Alumna Wins AGU Graduate Research Award
UT Dallas alumna Dr. Leah Salditch MS’16 recently received the American Geophysical Union’s (AGU) Natural Hazards Section Award for Graduate Research. Presented annually to one or more promising young scientists studying natural hazards and risks, the honor recognizes outstanding contributions to natural hazards research and is judged based on impact or potential impact to the field.
“I am thrilled to receive this recognition,” Salditch said. “I owe a large part of my success to my mentors who helped me open doors for myself. My time at UTD was foundational. My sincere thanks go out to the geosciences department.”
Salditch defended her thesis in August, earning a PhD in earth and planetary sciences and a master’s in applied statistics at Northwestern University.
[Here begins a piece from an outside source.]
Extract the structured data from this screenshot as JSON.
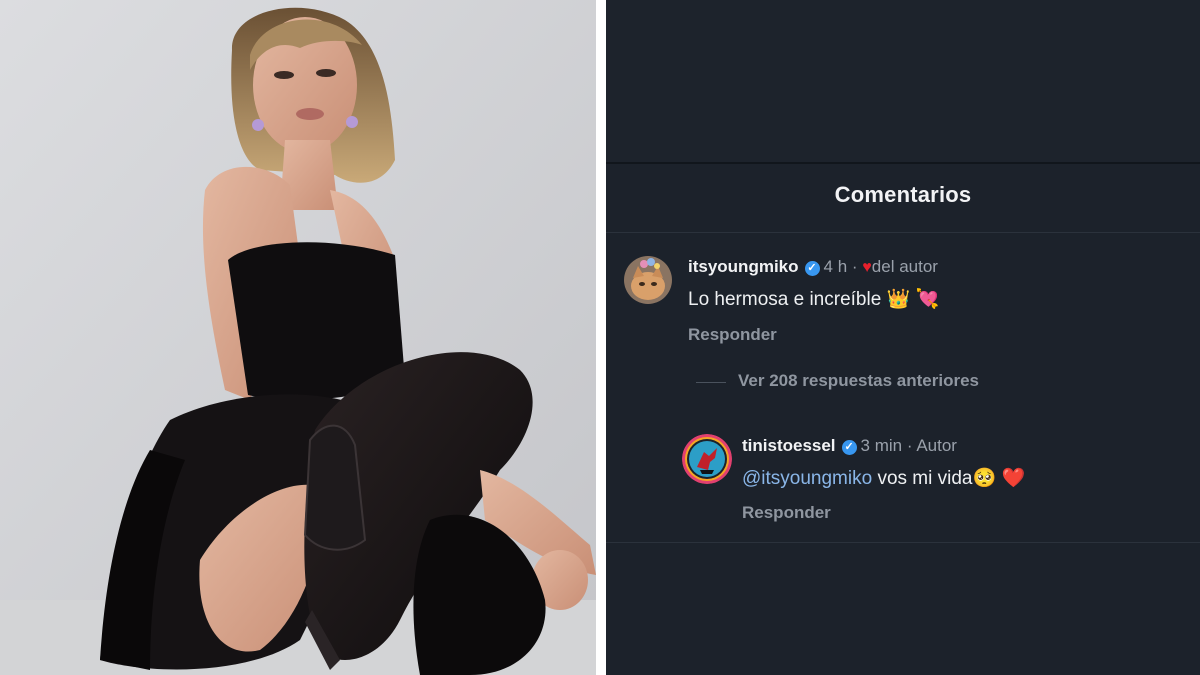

She now lives in Denver while she performs postdoctoral research through the U.S. Geological Survey’s Mendenhall Research Fellowship Program.
Salditch is recognized as a rising star in earthquake hazard research.
“Leah came into the geoscience coursework master’s program looking for a strong foundation in the geosciences,” Dr. Robert Stern, professor of geosciences at UT Dallas, said. “She got that and more. We learned that she was ready and able to carry out world-class PhD research and helped her find the best program for her to apply to, and she did the rest.”
One of Salditch’s research articles explores a long-recognized but puzzling question: Why do large earthquakes sometimes occur in temporal clusters? Her research involves modeling the clusters that result from long-term fault memory. The work grows from the observation that standard earthquake-cycle models fail to adequately describe observed temporal clustering of large earthquakes. This limitation is a major issue for estimating the probability of large destructive earthquakes, like those expected in the Pacific Northwest.
To date, estimates of when to expect the next earthquake depend on whether we assume that we are in the recent cluster, or that the cluster is over, she wrote.
Using a time-dependent model called long-term fault memory to simulate paleoseismic activity, Salditch finds good agreement between the model output and the paleoseismic record. The model simulates previously proposed long-term variation in stored elastic G strain and strain energy. Longer-term variability of the model shows that depending on the window of the paleoseismic record provided, earthquakes can appear Poissonian or quasi-periodic. This gives interesting insight into earthquake probability for hazard estimation.
Her work has been published and presented at AGU, Seismological Society of America and Geological Society of America workshops in Switzerland, Italy and Spain.
“It is always great to see UT Dallas geoscience alumni go onward to do great things,” Dr. David Lumley, head of the Department of Geosciences at UT Dallas, said.